The calculation unit 42 that has calculated the slope S1 between both ends calculates the vertical correction amounts of the first support unit 13a and the second support unit 13b using the following calculation formula.

Correction amount of the first hydraulic pressure reducing device 12a (first support portion 13a) = ((first roll deflection amount X1 + second roll deflection amount X2) / 2) − (inclination S1 between both ends × support portion distance L)
Correction amount of the second hydraulic pressure reducing device 12b (second support portion 13b) = ((first roll deflection amount X1 + second roll deflection amount X2) / 2) + (inclination S1 between both ends × support portion distance L)
The portion of “(first roll deflection amount X1 + second roll deflection amount X2) / 2” in these arithmetic expressions is an average value of the first roll deflection amount X1 and the second roll deflection amount X2 (hereinafter, both the average roll deflection amount and the average roll deflection amount). The portion “(inclination S1 between both ends × support portion distance L)” is a correction amount of the support portion for making the inclination of the inclination S1 between both ends along the reference line BL.

If it does so, the control part 40 will move the support part connected to each hydraulic pressure reduction apparatus to an up-down direction based on the calculated correction amount. That is, the first support portion 13a and the second support portion 13b are moved in the vertical direction so that the amount of reduction of the average roll deflection amount is increased and the inclination S1 between both ends is along the reference line BL.
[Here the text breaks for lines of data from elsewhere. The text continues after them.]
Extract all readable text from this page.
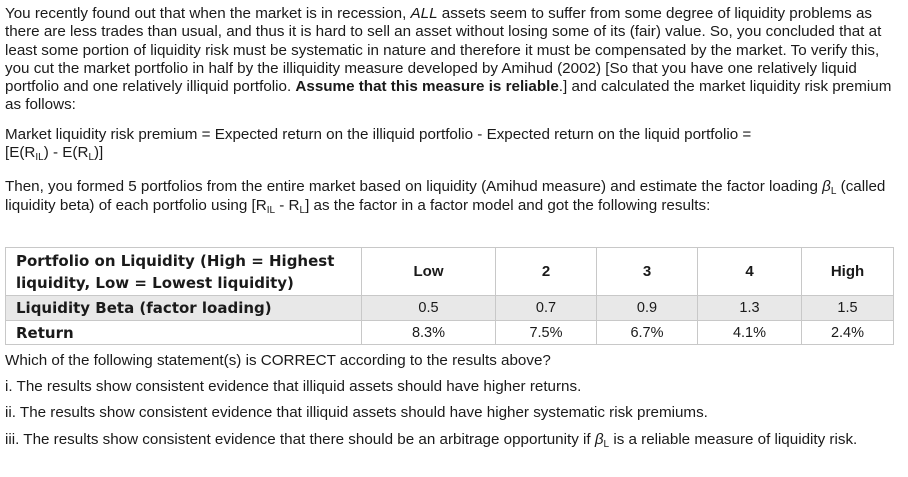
You recently found out that when the market is in recession, ALL assets seem to suffer from some degree of liquidity problems as there are less trades than usual, and thus it is hard to sell an asset without losing some of its (fair) value. So, you concluded that at least some portion of liquidity risk must be systematic in nature and therefore it must be compensated by the market. To verify this, you cut the market portfolio in half by the illiquidity measure developed by Amihud (2002) [So that you have one relatively liquid portfolio and one relatively illiquid portfolio. Assume that this measure is reliable.] and calculated the market liquidity risk premium as follows:
Market liquidity risk premium = Expected return on the illiquid portfolio - Expected return on the liquid portfolio =
$[E(R_{IL}) - E(R_L)]$
Then, you formed 5 portfolios from the entire market based on liquidity (Amihud measure) and estimate the factor loading $\beta_L$ (called liquidity beta) of each portfolio using $[R_{IL} - R_L]$ as the factor in a factor model and got the following results:
Portfolio on Liquidity (High = Highest liquidity, Low = Lowest liquidity)	Low	2	3	4	High
Liquidity Beta (factor loading)	0.5	0.7	0.9	1.3	1.5
Return	8.3%	7.5%	6.7%	4.1%	2.4%
Which of the following statement(s) is CORRECT according to the results above?
i. The results show consistent evidence that illiquid assets should have higher returns.
ii. The results show consistent evidence that illiquid assets should have higher systematic risk premiums.
iii. The results show consistent evidence that there should be an arbitrage opportunity if $\beta_L$ is a reliable measure of liquidity risk.
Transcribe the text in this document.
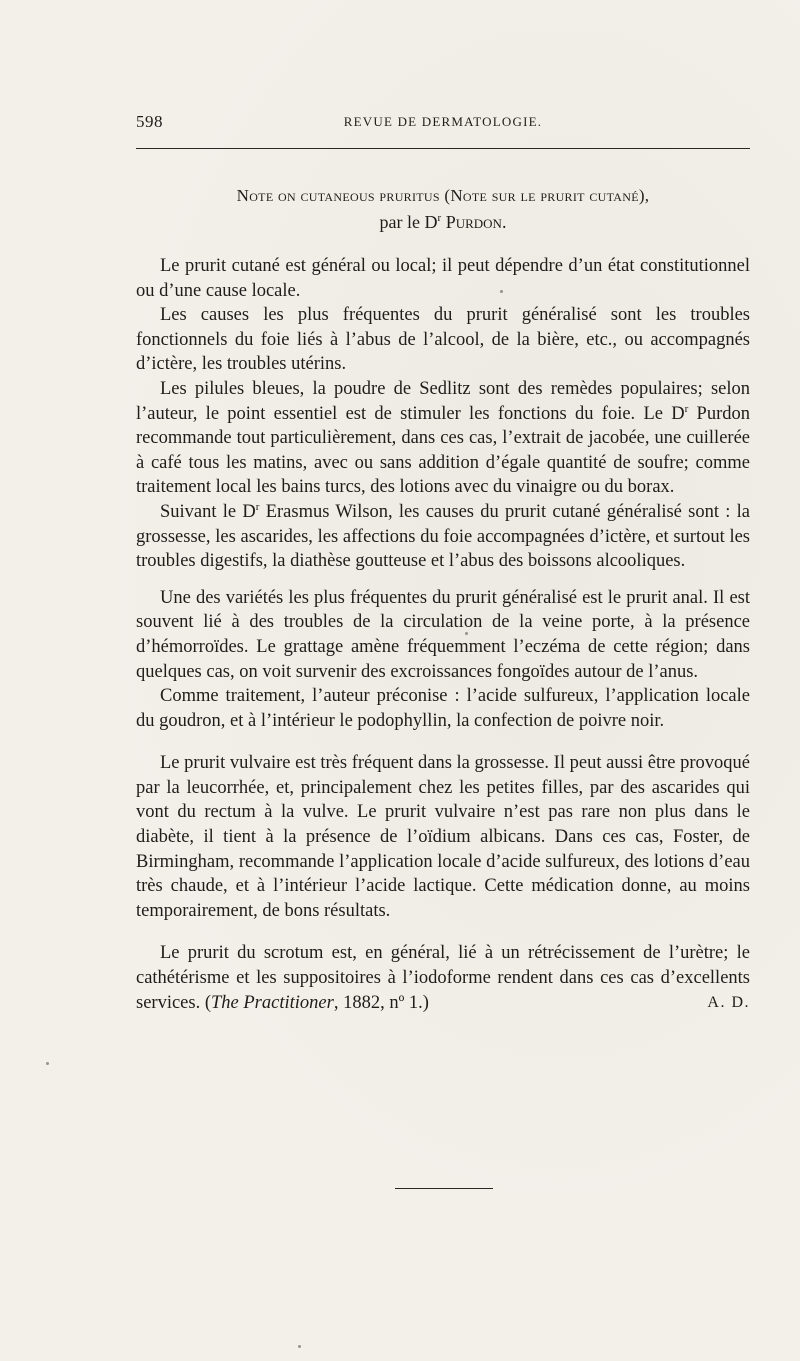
598	REVUE DE DERMATOLOGIE.
Note on cutaneous pruritus (Note sur le prurit cutané),
par le $D^r$ Purdon.

Le prurit cutané est général ou local; il peut dépendre d’un état constitutionnel ou d’une cause locale.

Les causes les plus fréquentes du prurit généralisé sont les troubles fonctionnels du foie liés à l’abus de l’alcool, de la bière, etc., ou accompagnés d’ictère, les troubles utérins.

Les pilules bleues, la poudre de Sedlitz sont des remèdes populaires; selon l’auteur, le point essentiel est de stimuler les fonctions du foie. Le $D^r$ Purdon recommande tout particulièrement, dans ces cas, l’extrait de jacobée, une cuillerée à café tous les matins, avec ou sans addition d’égale quantité de soufre; comme traitement local les bains turcs, des lotions avec du vinaigre ou du borax.

Suivant le $D^r$ Erasmus Wilson, les causes du prurit cutané généralisé sont : la grossesse, les ascarides, les affections du foie accompagnées d’ictère, et surtout les troubles digestifs, la diathèse goutteuse et l’abus des boissons alcooliques.

Une des variétés les plus fréquentes du prurit généralisé est le prurit anal. Il est souvent lié à des troubles de la circulation de la veine porte, à la présence d’hémorroïdes. Le grattage amène fréquemment l’eczéma de cette région; dans quelques cas, on voit survenir des excroissances fongoïdes autour de l’anus.

Comme traitement, l’auteur préconise : l’acide sulfureux, l’application locale du goudron, et à l’intérieur le podophyllin, la confection de poivre noir.

Le prurit vulvaire est très fréquent dans la grossesse. Il peut aussi être provoqué par la leucorrhée, et, principalement chez les petites filles, par des ascarides qui vont du rectum à la vulve. Le prurit vulvaire n’est pas rare non plus dans le diabète, il tient à la présence de l’oïdium albicans. Dans ces cas, Foster, de Birmingham, recommande l’application locale d’acide sulfureux, des lotions d’eau très chaude, et à l’intérieur l’acide lactique. Cette médication donne, au moins temporairement, de bons résultats.

Le prurit du scrotum est, en général, lié à un rétrécissement de l’urètre; le cathétérisme et les suppositoires à l’iodoforme rendent dans ces cas d’excellents services. (The Practitioner, 1882, nº 1.)	A. D.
Specifically, the correction amount of the first hydraulic pressure reducing device 12a includes an increment (positive value) of a reduction amount corresponding to an average roll deflection amount to compensate for a shortage of the reduction amount due to the deflection of the roll, and a slope S1 between both ends. This is the sum of the increment (negative value) of the amount of reduction for causing the inclination to follow the reference line BL. When this takes a positive value, the amount of reduction of the first hydraulic reduction device 12a is increased. Therefore, the first support portion 13a is moved downward by an amount corresponding to the correction amount. Conversely, when taking a negative value, the reduction amount of the first hydraulic reduction device 12a is decreased. The one support portion 13a is moved upward by the correction amount.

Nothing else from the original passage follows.